Is Secure AI Labs (SAIL) or Array Insights definitely the same company entity connected to Kellis’s holdings?
The article describes an association between SAIL and the Array Insights brand listing him as Advisor and Co-Founder. For net worth estimation, the key detail is legal continuity, meaning whether it is the same entity, a rebrand, or a separate company formed later, since equity ownership typically follows the legal entity.
How should I treat “Manny Dionisopoulos” or other similarly named entries that appear in net worth searches?
Treat them as different people unless there is matching evidence like employment history at MIT/CSAIL/Broad or a consistent startup co-founding timeline. Name similarity is a common cause of blended profiles and incorrect net-worth attribution.

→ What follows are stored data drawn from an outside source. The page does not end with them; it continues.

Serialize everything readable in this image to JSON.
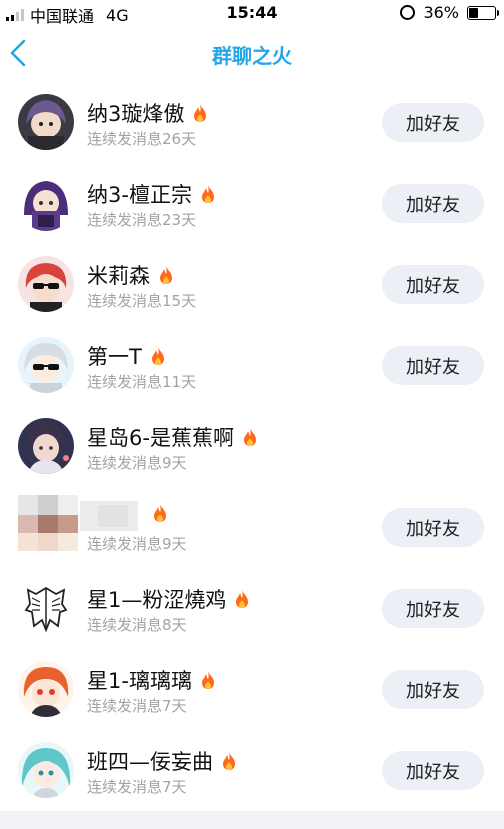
{
  "status_bar": {
    "carrier": "中国联通",
    "network": "4G",
    "time": "15:44",
    "battery": "36%",
    "battery_level": 0.36,
    "alarm_icon": "alarm-clock-icon"
  },
  "nav": {
    "title": "群聊之火",
    "back_icon": "chevron-left-icon",
    "accent_color": "#22a6e8"
  },
  "friends": [
    {
      "name": "纳3璇烽傲",
      "streak": "连续发消息26天",
      "button": "加好友",
      "show_button": true
    },
    {
      "name": "纳3-檀正宗",
      "streak": "连续发消息23天",
      "button": "加好友",
      "show_button": true
    },
    {
      "name": "米莉森",
      "streak": "连续发消息15天",
      "button": "加好友",
      "show_button": true
    },
    {
      "name": "第一T",
      "streak": "连续发消息11天",
      "button": "加好友",
      "show_button": true
    },
    {
      "name": "星岛6-是蕉蕉啊",
      "streak": "连续发消息9天",
      "button": "",
      "show_button": false
    },
    {
      "name": "",
      "streak": "连续发消息9天",
      "button": "加好友",
      "show_button": true,
      "blurred": true
    },
    {
      "name": "星1—粉涩燒鸡",
      "streak": "连续发消息8天",
      "button": "加好友",
      "show_button": true
    },
    {
      "name": "星1-璃璃璃",
      "streak": "连续发消息7天",
      "button": "加好友",
      "show_button": true
    },
    {
      "name": "班四—佞妄曲",
      "streak": "连续发消息7天",
      "button": "加好友",
      "show_button": true
    }
  ],
  "fire_icon": "fire-icon",
  "colors": {
    "button_bg": "#eceff5",
    "streak_text": "#a3a3a3",
    "fire": "#ff6a1a"
  }
}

Does grant funding increase Kellis’s personal wealth directly?
Not in a straightforward way. Federal grants typically cover lab expenses and staffing, and while a small portion can support PI time, they do not function like a personal investment portfolio. The grants are more useful as a signal of seniority, which can correlate with consulting opportunities.
Could he earn significant extra income from consulting or advisory roles beyond standard academic compensation?
It is possible, especially for high-demand expertise in computational genomics and AI. However, the article does not assume large premium consulting income because public proof of rates, contracts, or recurring advisory fees is not available, and that omission keeps the estimate grounded.
Why doesn’t the article use Greek property records or Greek corporate filings the way it does for other Greek wealth profiles?
Because there is no public trail tying Kellis to Greece-based asset ownership or company registrations. Using Greek records would risk inventing a connection where none is evidenced, so the methodology shifts to US-based career and startup-linked factors.
What is the most common mistake when estimating a professor’s net worth from salary alone?
Assuming annual base pay directly equals net worth. To estimate net worth, you would need savings rate, spending, taxes, debt, and equity outcomes. Salary provides a baseline, but startup equity dominates the uncertainty here.
If I want to “track” his financial position, what should I watch over time?
Watch for public updates that include valuation or ownership details, such as credible reporting on funding rounds, SEC-related filings if the company becomes public, major press coverage of acquisitions, or any official communications that disclose shareholder stakes. Those are the signals that can narrow the range.
Are there liabilities that could reduce his net worth from the upper-end scenarios?
Yes, debt and other obligations can reduce net worth, but the article states there is no known financial disclosure describing such liabilities. Because liabilities are not documented, the estimate cannot adjust precisely, which is one reason the result stays as a broad range.